Brasília, DF- Para que as Metas do Milênio sejam atingidas os países ricos precisariam investir três vezes mais do que destinam atualmente aos países pobres e em desenvolvimento. Segundo o relatório sobre a implantação das metas, em 2002, foram destinados US$ 65 bilhões para apoiar os avanços de países de renda baixa e média.
O relatório que levou três anos para ser elaborado por uma equipe de 265 especialistas aponta que seria necessário investimento de US$ 195 bilhões até 2015. Esse volume de recursos seria suficiente para retirar da pobreza mais de 500 milhões de pessoas.
O estudo, elaborado a pedido das Organizações das Nações Unidas (ONU), propõe que, em 2006, os países repassem US$ 135 bilhões para que os países pobres e em desenvolvimento tenham condições de atingir as Metas do Milênio.
Presente à coletiva de imprensa para divulgação do relatório sobre as Metas do Milênio, o representante do Fundo Monetário Internacional (FMI) no Brasil, Max Alier, disse não conhecer a proposta do Brasil de criação de um fundo formado com recursos obtidos com o pagamento de juros da dívida externa. ''A idéia tem que ser analisada em todos os seus contextos, em todos os detalhes. Não existe remédio mágico'', afirmou Alier.

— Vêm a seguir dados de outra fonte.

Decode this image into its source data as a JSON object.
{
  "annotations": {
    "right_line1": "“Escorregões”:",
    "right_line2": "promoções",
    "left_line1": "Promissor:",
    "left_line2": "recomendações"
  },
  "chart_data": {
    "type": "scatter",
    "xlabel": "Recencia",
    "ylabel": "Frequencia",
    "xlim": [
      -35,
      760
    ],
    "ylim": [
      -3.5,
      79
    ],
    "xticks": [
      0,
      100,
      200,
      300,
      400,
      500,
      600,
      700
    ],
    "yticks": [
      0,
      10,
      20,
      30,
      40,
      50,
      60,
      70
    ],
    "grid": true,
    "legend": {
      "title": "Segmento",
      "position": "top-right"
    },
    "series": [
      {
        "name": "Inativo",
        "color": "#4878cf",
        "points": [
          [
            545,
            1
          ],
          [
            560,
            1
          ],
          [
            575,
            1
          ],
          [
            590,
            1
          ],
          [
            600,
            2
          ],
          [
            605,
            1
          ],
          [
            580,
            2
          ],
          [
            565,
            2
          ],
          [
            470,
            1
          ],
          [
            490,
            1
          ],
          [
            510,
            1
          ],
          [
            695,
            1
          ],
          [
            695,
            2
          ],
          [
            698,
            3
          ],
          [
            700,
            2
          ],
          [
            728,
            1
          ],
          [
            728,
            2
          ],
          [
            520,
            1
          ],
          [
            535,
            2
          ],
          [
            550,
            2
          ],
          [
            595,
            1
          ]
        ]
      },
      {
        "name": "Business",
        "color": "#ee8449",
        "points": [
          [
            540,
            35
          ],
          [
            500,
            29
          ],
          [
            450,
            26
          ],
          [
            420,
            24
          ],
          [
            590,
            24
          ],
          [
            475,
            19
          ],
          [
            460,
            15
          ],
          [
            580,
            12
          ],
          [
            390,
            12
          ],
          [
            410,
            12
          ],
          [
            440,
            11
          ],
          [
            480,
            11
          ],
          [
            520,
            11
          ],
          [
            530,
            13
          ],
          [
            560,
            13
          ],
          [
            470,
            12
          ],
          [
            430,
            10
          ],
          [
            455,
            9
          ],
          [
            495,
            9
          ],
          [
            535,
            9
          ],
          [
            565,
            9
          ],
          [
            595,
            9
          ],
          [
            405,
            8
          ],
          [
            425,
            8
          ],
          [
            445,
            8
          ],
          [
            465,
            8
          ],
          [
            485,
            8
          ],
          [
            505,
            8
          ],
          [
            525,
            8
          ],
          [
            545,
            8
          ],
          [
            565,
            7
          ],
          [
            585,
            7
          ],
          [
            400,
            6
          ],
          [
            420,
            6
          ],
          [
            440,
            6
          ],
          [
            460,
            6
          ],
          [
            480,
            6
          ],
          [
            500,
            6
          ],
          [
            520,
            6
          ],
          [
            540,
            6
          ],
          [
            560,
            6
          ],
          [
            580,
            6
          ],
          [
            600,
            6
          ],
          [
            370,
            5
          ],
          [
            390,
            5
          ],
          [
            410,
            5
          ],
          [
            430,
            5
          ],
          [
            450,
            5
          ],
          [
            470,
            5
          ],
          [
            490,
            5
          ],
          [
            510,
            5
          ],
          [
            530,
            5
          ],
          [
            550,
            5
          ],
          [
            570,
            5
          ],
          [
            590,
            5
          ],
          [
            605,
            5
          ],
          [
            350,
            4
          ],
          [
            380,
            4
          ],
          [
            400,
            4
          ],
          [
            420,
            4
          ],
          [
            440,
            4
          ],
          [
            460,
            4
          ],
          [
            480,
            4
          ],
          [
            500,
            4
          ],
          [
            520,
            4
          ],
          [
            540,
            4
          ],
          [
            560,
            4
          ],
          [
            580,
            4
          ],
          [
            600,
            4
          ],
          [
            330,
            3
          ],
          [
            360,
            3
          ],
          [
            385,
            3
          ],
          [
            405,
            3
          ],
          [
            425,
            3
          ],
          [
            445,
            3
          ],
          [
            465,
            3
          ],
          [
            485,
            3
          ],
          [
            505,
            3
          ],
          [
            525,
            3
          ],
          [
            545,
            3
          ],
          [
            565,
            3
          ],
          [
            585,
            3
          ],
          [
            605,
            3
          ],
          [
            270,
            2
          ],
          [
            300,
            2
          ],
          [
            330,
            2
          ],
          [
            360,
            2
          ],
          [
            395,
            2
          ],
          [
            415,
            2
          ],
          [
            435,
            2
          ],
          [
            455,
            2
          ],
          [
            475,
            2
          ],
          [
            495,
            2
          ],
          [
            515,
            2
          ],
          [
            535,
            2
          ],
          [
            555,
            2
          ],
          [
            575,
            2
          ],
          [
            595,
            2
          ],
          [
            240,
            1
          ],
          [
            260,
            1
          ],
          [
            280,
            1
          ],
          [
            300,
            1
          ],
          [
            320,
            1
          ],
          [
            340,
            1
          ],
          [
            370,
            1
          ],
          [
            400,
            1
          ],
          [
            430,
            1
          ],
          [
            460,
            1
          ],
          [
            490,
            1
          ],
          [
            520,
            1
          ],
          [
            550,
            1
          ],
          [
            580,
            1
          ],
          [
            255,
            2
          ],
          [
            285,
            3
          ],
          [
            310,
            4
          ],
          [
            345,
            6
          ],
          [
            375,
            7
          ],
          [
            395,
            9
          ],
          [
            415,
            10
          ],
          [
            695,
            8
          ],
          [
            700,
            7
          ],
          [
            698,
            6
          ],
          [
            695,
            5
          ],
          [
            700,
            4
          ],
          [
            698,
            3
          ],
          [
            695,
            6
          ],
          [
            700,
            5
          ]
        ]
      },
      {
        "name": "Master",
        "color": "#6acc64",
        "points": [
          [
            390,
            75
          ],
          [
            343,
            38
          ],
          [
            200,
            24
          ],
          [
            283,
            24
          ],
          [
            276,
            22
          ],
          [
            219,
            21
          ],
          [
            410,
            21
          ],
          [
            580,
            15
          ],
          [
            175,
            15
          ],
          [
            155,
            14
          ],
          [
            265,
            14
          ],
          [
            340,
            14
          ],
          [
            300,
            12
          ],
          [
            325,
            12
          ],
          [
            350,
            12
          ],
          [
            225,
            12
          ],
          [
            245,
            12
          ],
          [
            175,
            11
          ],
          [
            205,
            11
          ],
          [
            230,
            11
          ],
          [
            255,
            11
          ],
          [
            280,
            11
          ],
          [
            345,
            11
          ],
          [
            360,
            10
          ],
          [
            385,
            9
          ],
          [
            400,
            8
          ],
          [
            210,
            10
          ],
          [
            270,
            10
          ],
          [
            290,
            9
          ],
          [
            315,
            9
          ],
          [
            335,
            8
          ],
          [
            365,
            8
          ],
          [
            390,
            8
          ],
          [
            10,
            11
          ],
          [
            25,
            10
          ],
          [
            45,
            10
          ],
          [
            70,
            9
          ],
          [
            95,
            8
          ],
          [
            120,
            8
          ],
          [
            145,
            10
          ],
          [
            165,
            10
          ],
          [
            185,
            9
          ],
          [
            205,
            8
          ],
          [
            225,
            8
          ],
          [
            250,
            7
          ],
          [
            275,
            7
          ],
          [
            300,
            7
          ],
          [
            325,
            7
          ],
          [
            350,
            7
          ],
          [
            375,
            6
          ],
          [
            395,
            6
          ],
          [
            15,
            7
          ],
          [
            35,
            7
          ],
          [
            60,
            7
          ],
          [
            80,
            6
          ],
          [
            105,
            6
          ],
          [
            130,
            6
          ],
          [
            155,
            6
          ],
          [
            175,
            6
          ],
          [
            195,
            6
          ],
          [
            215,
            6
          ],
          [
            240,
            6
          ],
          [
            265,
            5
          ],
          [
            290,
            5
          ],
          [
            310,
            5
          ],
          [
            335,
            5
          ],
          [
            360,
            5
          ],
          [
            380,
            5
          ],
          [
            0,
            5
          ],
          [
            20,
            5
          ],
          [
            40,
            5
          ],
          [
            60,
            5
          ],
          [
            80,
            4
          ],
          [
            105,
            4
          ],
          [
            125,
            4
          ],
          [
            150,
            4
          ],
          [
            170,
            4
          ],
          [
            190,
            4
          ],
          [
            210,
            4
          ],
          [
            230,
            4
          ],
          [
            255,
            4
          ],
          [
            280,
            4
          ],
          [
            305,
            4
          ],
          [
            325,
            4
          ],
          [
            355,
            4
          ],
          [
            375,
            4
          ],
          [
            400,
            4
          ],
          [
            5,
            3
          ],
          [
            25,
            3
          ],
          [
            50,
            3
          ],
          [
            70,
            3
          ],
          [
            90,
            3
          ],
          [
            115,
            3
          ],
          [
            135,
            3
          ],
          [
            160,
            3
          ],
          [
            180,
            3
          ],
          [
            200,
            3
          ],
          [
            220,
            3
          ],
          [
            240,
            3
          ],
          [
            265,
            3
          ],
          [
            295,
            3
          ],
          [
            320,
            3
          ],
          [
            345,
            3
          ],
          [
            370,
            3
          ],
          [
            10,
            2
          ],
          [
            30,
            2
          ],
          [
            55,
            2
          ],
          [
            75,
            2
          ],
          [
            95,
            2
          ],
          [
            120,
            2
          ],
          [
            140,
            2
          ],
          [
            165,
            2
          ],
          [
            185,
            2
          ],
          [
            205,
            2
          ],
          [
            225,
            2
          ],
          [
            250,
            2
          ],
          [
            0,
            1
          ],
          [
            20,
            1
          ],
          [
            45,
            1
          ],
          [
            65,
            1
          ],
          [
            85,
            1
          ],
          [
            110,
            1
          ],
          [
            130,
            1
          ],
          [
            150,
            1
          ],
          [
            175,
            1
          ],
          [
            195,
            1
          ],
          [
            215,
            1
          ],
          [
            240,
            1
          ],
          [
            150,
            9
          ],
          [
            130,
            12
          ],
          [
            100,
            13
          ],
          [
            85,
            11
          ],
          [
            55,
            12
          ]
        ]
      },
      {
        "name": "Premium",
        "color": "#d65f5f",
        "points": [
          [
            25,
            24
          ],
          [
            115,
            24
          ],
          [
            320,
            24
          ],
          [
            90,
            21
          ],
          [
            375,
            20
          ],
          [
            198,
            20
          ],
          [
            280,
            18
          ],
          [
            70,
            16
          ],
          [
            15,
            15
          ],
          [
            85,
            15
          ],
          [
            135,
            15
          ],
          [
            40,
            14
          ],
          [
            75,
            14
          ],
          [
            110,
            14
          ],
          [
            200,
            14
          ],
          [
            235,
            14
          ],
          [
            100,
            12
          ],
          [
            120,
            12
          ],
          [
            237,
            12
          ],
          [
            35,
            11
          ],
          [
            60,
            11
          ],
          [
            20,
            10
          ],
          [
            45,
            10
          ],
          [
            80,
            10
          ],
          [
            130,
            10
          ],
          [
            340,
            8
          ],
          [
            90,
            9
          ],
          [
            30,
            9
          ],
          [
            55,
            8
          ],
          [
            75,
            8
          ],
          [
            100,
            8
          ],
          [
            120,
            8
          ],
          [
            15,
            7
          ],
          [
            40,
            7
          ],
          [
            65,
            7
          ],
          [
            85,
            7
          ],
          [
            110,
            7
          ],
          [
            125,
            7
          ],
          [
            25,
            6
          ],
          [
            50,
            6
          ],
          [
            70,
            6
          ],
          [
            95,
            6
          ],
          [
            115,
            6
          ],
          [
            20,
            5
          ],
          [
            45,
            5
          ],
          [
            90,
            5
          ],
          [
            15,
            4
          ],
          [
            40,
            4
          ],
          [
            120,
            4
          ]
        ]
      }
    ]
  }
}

A proposta apresentada pelo Brasil, Chile, Espanha e França foi subscrita por 110 países e está em discussão na ONU. ''Esta idéia surge para tentar aumentar o financiamento para se atingir os Objetivos do Milênio porque as formas tradicionais não estão dando resultado'', disse o coordenador das Nações Unidas no Brasil, Carlos Lopes.
Em relação à América Latina e ao Caribe, o relatório aponta que a desigualdade social na região é extrema e que é elevado o número de pessoas pobres nas áreas urbanas, vivendo em favelas. Como solução, propõe que se priorizem os investimentos em saúde, moradia e saneamento.
Uma das propostas é que sejam criados fundos para financiar a melhoria dos baixos pobres e que terrenos públicos desocupados sejam usados para a construção de habitação de baixo custo.